Rendre pornographique Game of Thrones : un projet condamné à l’échec ? Les créateurs de South Park faisaient déjà en 2014 de George R.R. Martin un pornographe, en insistant sur son obsession pour les pénis turgescents. Comme s’il s’affublait de la casquette d’un créateur œuvrant pour Playboy, Martin déclarait alors au cours du ComicCon: « On m’a dit que mon personnage dans South Park est obsédé par les bites. Je démens cette rumeur calomnieuse. Les bites c’est très bien, mais je ne suis pas obsédé par ça. Je préfère les nichons;”
Nombreux sont les blogs chrétiens, tels le Think Catholic de Janelle Sanchez, à critiquer la série en raison de la banalisation du sexe explicite qu’elle semblerait proposer. A travers son billet explicite (« Game of Thrones is porn« ) Sanchez nous affirme ainsi que « être un chrétien et regarder Game of Thrones est un péché« , que cette série, insultante à l’égard des femmes, serait l’incarnation du Mal et nous éloignerait d’un « monde plein d’espoir« , c’est-à-dire du « monde réel« .
Une rhétorique boiteuse puisque se concluant sur un extrême, à savoir une citation du tueur en série Ted Bundy: « Si vous souhaitez que les gens ne deviennent pas comme moi, ne brûlez pas L’Attrape-Cœurs de JD Salinger, brûlez Hustler ». Un renvoi direct au combat de Larry Flynt (créateur en 1972 de la revue cochonne Hustler), s’opposant aux nombreuses ligues de vertu américaines avant de finalement intenter un procès à Jesse Helms, l’un des grands noms de la droite chrétienne ultraconservatrice. Si Flynt se battait pour la liberté d’expression – le droit à la caricature – de quelle nécessité sociale la série HBO serait-elle alors le nom ?

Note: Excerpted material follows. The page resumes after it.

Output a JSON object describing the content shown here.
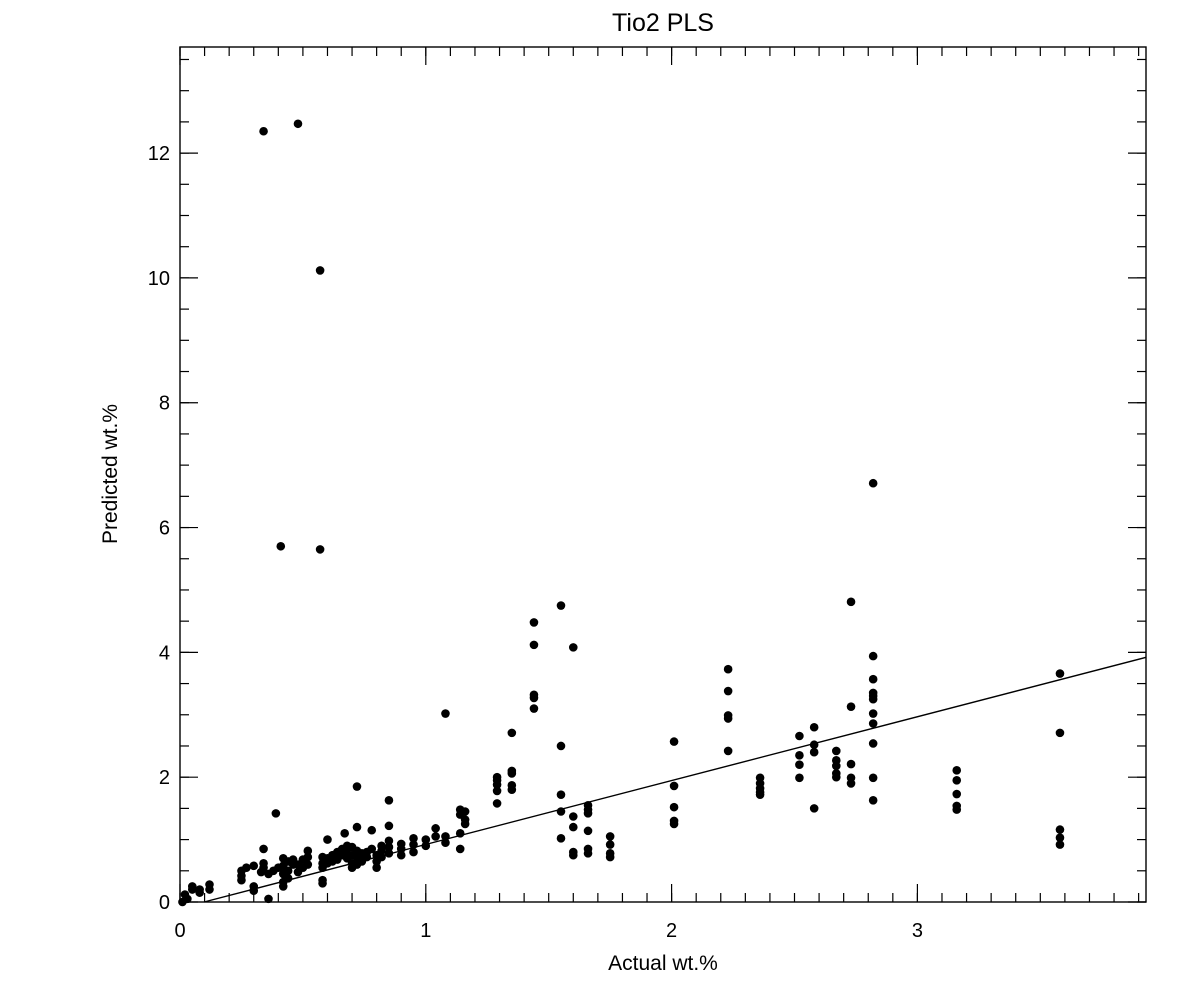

(Anissa Kate et Aruba Jasmine)
La réponse est envisageable : de manière plus ou moins effective, Game of Thrones participerait à la démocratisation de la pornographie. Le show alimente l’industrie pornographique en lui inspirant des détournements, mais, plus encore, elle nous convie à l’explorer. Talentueuse sociologue, spécialiste des gender studies et contributrice régulière à la revue universitaire Porn Studies, Chauntelle Tibbals expliquait le succès du « fake incest » en le rapprochant directement de la popularité de Game of Thrones.
« Historiquement et culturellement, ce qui rend la pornographie si envoûtante est de toute évidence son côté « tabou ». Aujourd’hui, parler librement de sexualité n’est plus si compliqué. Notre accès digital au sexe a certainement rendu le porno moins polémique. Du coup ce n’est pas si étonnant de voir que les dérivations « tabous » soient au centre des conversations. En fait, notre intérêt pour la chose n’est pas tant galvanisé par l’industrie des films pour adultes que par le divertissement mainstream – pensez par exemple à la relation entre Cersei et Jaime Lannister. Il est permis de penser que les sujets tabou dépeints dans les fictions « non-tabous » donnent justement aux spectateurs la permission sociale d’explorer par la suite un contenu plus érotique, plus hardcore. »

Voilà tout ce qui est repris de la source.